Written by: Audrey Clement, R.D.
What are hormones?
Hormones act as messengers in the body and communicate to our organs and tissues. They work to maintain homeostasis in the body through regulation of metabolism, reproduction, growth and development, sleep, response to injury, stress and environmental factors.
What does hormonal imbalance mean?
Hormone imbalance simply means that there is an over or underproduction of hormones. If hormones are not being produced at optimal levels, it can negatively affect metabolism, reproduction, growth and development, sleep and response to stressors. There are many possible causes for hormone imbalances, and you should always investigate those with a trusted healthcare provider. Most of the time, hormone imbalances are caused by nonoptimal lifestyle behaviors.
What can I do to optimize my hormone production?
There are a lot of factors that may affect your hormone production. Let’s dive into the top 10 lifestyle behaviors that will benefit most people’s hormonal health.
Eat in alignment with your circadian rhythm. This is the most common mistake I see as a dietitian. Many people will delay breakfast or their first meal until they are 4-6 hours into their day. It is beneficial for our metabolic and sleep hormones to increase food intake during the hours we are awake and active, while decreasing food intake around the time of day we are winding down and less active. Aim to eat within 1-2 hours of waking and cut off your food intake 2-3 hours before bed.
Start your morning with a meal high in protein and fiber. Breakfast sets the tone for your insulin and cortisol levels. If you start your day with a large Starbucks coffee and a pastry, you’re likely to throw those hormones on a roller coaster ride. An example of a high protein and fiber breakfast could look like: 2 eggs + ¼ cup egg whites with sautéed bell peppers and a whole grain english muffin.
Limit caffeine intake. Excessive caffeine intake can negatively impact your cortisol levels. Try to avoid drinking caffeine on an empty stomach in the morning. If you’re not very hungry in the morning, consume something small such as a piece of toast with peanut butter. Caffeine intake too close to bed can impair sleep quality as well. Avoid caffeine after 1pm because caffeine can stay in your system for up to 10 hours. If cutting off caffeine intake earlier in the day seems too challenging, try switching over to green tea in the afternoon. Green tea contains L-theanine which can reduce stress and increase mental clarity/focus.
Increase your daily water intake. If your cells are dehydrated they can’t function properly, which is a large stressor on your body. Aim for a minimum of 0.5oz fluid per lb. of body weight per day.
Move more! Cortisol, insulin, thyroid hormones and sex hormones all benefit from routine exercise. Exercise will also boost serotonin and dopamine levels which will aid in stress management and sleep quality. Aim to implement 5 hours of moderate-intensity exercise per week with 2-3 days of strength training per week. If 5 hours is a large jump from where you are now, start with 30 minutes of intentional movement each day. This movement could be walking, stretching, dancing, doing yard work, etc. Just move!

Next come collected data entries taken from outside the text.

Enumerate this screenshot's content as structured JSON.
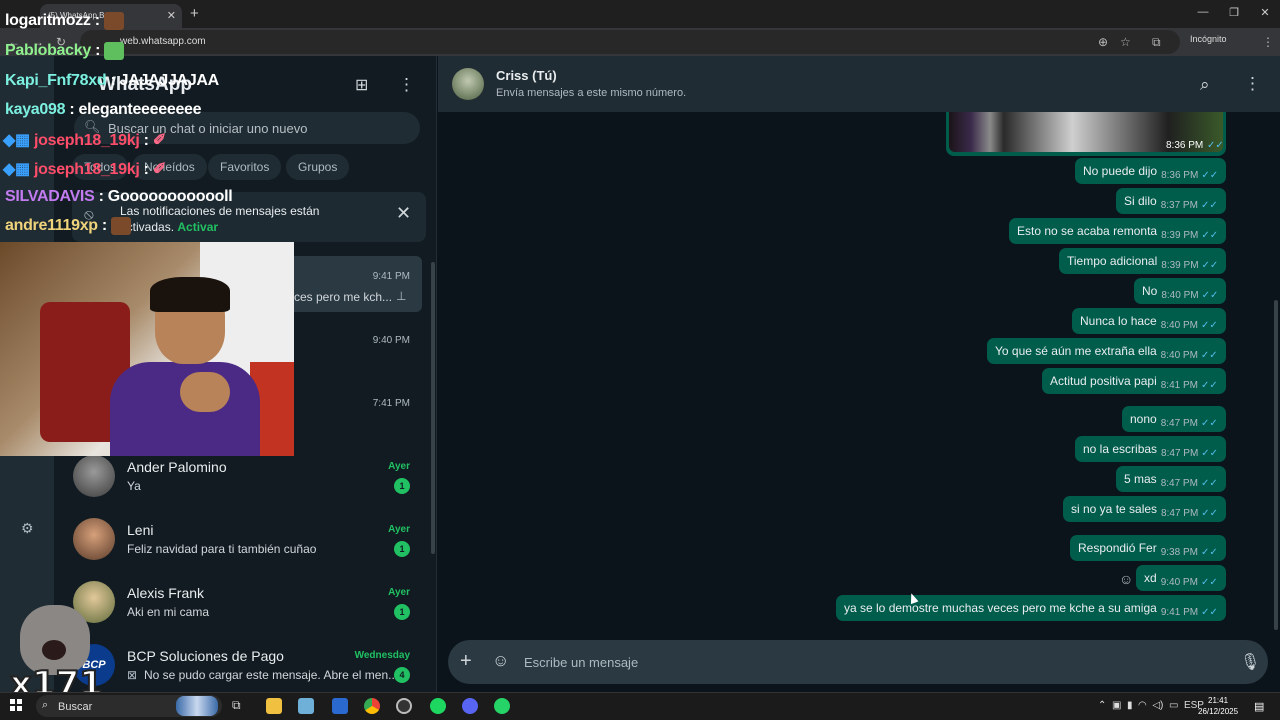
{
  "browser": {
    "tab_title": "(5) WhatsApp Bu...",
    "tab_close": "✕",
    "new_tab": "+",
    "url": "web.whatsapp.com",
    "profile_label": "Incógnito",
    "window_min": "—",
    "window_max": "❐",
    "window_close": "✕"
  },
  "sidebar": {
    "app_title": "WhatsApp",
    "search_placeholder": "Buscar un chat o iniciar uno nuevo",
    "filters": [
      "Todos",
      "No leídos",
      "Favoritos",
      "Grupos"
    ],
    "notification": {
      "line1": "Las notificaciones de mensajes están",
      "line2": "activadas.",
      "action": "Activar"
    },
    "partial_chats": [
      {
        "time": "9:41 PM",
        "preview": "ces pero me kch..."
      },
      {
        "time": "9:40 PM"
      },
      {
        "time": "7:41 PM"
      }
    ],
    "chats": [
      {
        "name": "Ander Palomino",
        "preview": "Ya",
        "time": "Ayer",
        "unread": "1"
      },
      {
        "name": "Leni",
        "preview": "Feliz navidad para ti también cuñao",
        "time": "Ayer",
        "unread": "1"
      },
      {
        "name": "Alexis Frank",
        "preview": "Aki en mi cama",
        "time": "Ayer",
        "unread": "1"
      },
      {
        "name": "BCP Soluciones de Pago",
        "preview": "No se pudo cargar este mensaje. Abre el men...",
        "time": "Wednesday",
        "unread": "4",
        "avatar_text": "BCP"
      }
    ]
  },
  "stream_overlay": {
    "lines": [
      {
        "user": "logaritmozz",
        "msg": ""
      },
      {
        "user": "Pablobacky",
        "msg": ""
      },
      {
        "user": "Kapi_Fnf78xd",
        "msg": "JAJAJJAJAA"
      },
      {
        "user": "kaya098",
        "msg": "eleganteeeeeeee"
      },
      {
        "user": "joseph18_19kj",
        "msg": ""
      },
      {
        "user": "joseph18_19kj",
        "msg": ""
      },
      {
        "user": "SILVADAVIS",
        "msg": "Goooooooooooll"
      },
      {
        "user": "andre1119xp",
        "msg": ""
      }
    ],
    "combo": "x171"
  },
  "chat": {
    "contact_name": "Criss (Tú)",
    "contact_sub": "Envía mensajes a este mismo número.",
    "image_time": "8:36 PM",
    "messages": [
      {
        "text": "No puede dijo",
        "time": "8:36 PM"
      },
      {
        "text": "Si dilo",
        "time": "8:37 PM"
      },
      {
        "text": "Esto no se acaba remonta",
        "time": "8:39 PM"
      },
      {
        "text": "Tiempo adicional",
        "time": "8:39 PM"
      },
      {
        "text": "No",
        "time": "8:40 PM"
      },
      {
        "text": "Nunca lo hace",
        "time": "8:40 PM"
      },
      {
        "text": "Yo que sé aún me extraña ella",
        "time": "8:40 PM"
      },
      {
        "text": "Actitud positiva papi",
        "time": "8:41 PM"
      },
      {
        "text": "nono",
        "time": "8:47 PM"
      },
      {
        "text": "no la escribas",
        "time": "8:47 PM"
      },
      {
        "text": "5 mas",
        "time": "8:47 PM"
      },
      {
        "text": "si no ya te sales",
        "time": "8:47 PM"
      },
      {
        "text": "Respondió Fer",
        "time": "9:38 PM"
      },
      {
        "text": "xd",
        "time": "9:40 PM"
      },
      {
        "text": "ya se lo demostre muchas veces pero me kche a su amiga",
        "time": "9:41 PM"
      }
    ],
    "compose_placeholder": "Escribe un mensaje"
  },
  "taskbar": {
    "search_label": "Buscar",
    "language": "ESP",
    "time": "21:41",
    "date": "26/12/2025"
  },
  "colors": {
    "accent": "#21c063",
    "outgoing_bubble": "#005c4b",
    "read_tick": "#53bdeb",
    "panel": "#111b21",
    "header": "#202c33"
  }
}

Share meals with loved ones. Food is fuel AND connection with others. Meaningful social interaction can increase oxytocin production aka the love hormone. Research shows that increased oxytocin may enhance glucose and lipid metabolism, lowering risk for diabetes and heart disease.

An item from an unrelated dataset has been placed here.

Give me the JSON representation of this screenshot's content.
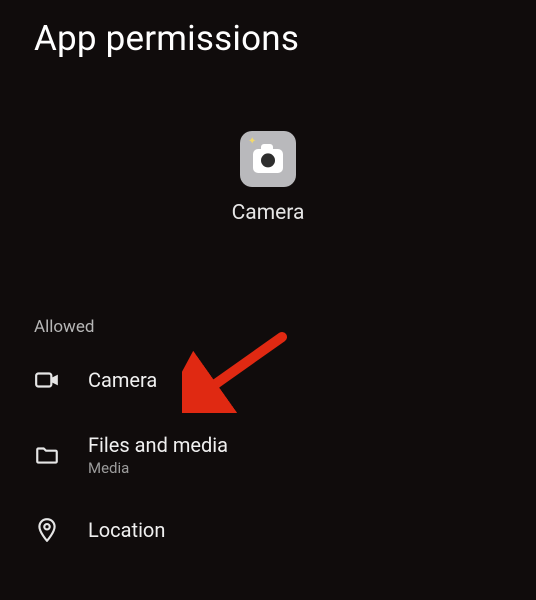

Reduce excess added sugar in your diet. High amounts of added sugar can negatively impact cortisol, insulin, melatonin, thyroid hormones and sex hormones. Added sugar is not limited to cane sugar and corn syrup. Honey and maple syrup also count as added sugar. Added sugars are often hiding in sauces, condiments, granola bars, cereal, granola and cocktails.
Get sun exposure in the morning! Your circadian rhythm, aka your body’s internal clock, is intertwined with many hormones in the body. The best way to regulate your circadian rhythm is to modify your light exposure to align with your sleep wake schedule. If you wake up at 6am, ideally you should try to get direct sun exposure for 10-20 minutes before 10am. If you are asleep by 10pm, you should dim artificial light 2 hours before bed at around 8pm.
Stop eliminating certain macronutrients from your diet. Each macronutrient plays an essential role in your ability to function. Eliminating macronutrients completely is very stressful on the body by making it have to work less efficiently. Elimination of macronutrients may also affect growth hormone and insulin which could result in diminished ability to build muscle. It is best to learn how to incorporate all macronutrients in a balanced diet that fits your needs.
Reduce alcohol. Alcohol is a toxin and negatively impacts every hormone in your body. This does not mean you have to eliminate alcohol completely. Start by evaluating the time of day in which you consume alcohol and how much you have in one sitting. Avoid drinking alcohol close to bed so it does not impair your sleep quality. For example, instead of having a glass of wine after dinner, have a glass of wine while you’re preparing dinner. Avoid drinking more than 1-2 drinks in one sitting.